I was impressed by the recent Shelter Island Reporter editorial: “Community newspapers, essential to democracy” (Aug.28), which stressed the importance of small-town newspapers.

This point is strongly made by the Washington Post’s media columnist, Margaret Sullivan, in her recent book, “Ghosting the News: Local Journalism and the Crisis of American Democracy,” Ms. Sullivan mourns the closing of many small newspapers and the impact that demise has had on democracy.

Coincidentally, as I was reading about these developments, a friend told me of his discovery of a prophetic speech my grandfather, Eduard Lindeman, gave at his Alma Mater, Michigan State University in 1946. Lindeman was a professor at Columbia’s School of Social Work. In his speech, entitled “The Mood and Temper of the American People”, he discusses the demise of local newspapers, speaking some 70 years before Sullivan.

He writes: “The Press in America is slowly becoming a vast business monopoly … There are now 205 cities in the United States with one daily newspaper and one radio outlet, both owned by the same man. In the state of Virginia there are only twenty-five daily newspapers left in the whole state, sixteen of them owned by the same man.”

Those figures of course have gotten much worse.

In that talk, he expands his discussion from newspapers to radio, the dominant mass media platform at that time.
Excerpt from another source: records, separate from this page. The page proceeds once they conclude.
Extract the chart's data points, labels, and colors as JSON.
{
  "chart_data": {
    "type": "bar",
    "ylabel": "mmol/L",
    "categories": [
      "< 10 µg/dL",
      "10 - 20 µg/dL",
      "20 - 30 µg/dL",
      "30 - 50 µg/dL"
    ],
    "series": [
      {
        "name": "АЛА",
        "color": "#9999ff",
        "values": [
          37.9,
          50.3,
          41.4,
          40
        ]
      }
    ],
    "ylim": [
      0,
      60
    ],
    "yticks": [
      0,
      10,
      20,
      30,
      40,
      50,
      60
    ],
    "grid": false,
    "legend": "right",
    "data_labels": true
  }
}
He speaks of how what we now call media is “destroying the habit of democratic opinion formation. We don’t sit around in small groups any more exchanging our knowledge and our experience. We now wait to hear what our favorite commentator says about it … Some of them even have little tricks to make you believe that they are closer to the sources of knowledge than you are.”

This criticism of media is often heard now, but was little mentioned almost three-quarters of a century before. Now we speak of the internet, cable TV, and still, of course, radio, all creating division, conspiracy and hate.

Much of Lindeman’s despair was influenced by his visit to Germany in 1945, just prior to this talk, where he served as an adviser to the British government. He described ”a sinister atmosphere” that engulfed him and led him to ask, “Could this happen elsewhere? Could something like this happen to my country, too? And finally, I had to answer in the affirmative. ‘Yes, this can happen.’ If you did the same thing in this country that the Germans did.”

One of those things he cites is how Germany manipulated public opinion into hatred and how hate destroys the hater.

There so many more prophetic statements, but I will end as Lindeman did with the things that give him hope. He lists a number of programs that the U.S. needs to undertake. It reads like the 2020 Democratic Party Platform: Housing, Health, Education, Race Relations, Stable Economy, and Foreign Policy. He says we have to stop supporting dictators, which makes him state that, “No wonder the world mistrusts us. No wonder our prestige has gone so low.”

But all is not lost, if American can recover its stature in the world, that will “give the world a fair hope for peace.”

I am so proud of my grandfather, a bold and far-reaching thinker, whose prophecies  and despairs sadly have turned into reality, but who still offers hope and, as he puts it, remains a “semi-discouraged optimist.”

Stephen Gessner, Ph.D., lives on Shelter Island and Amelia Island, Fla.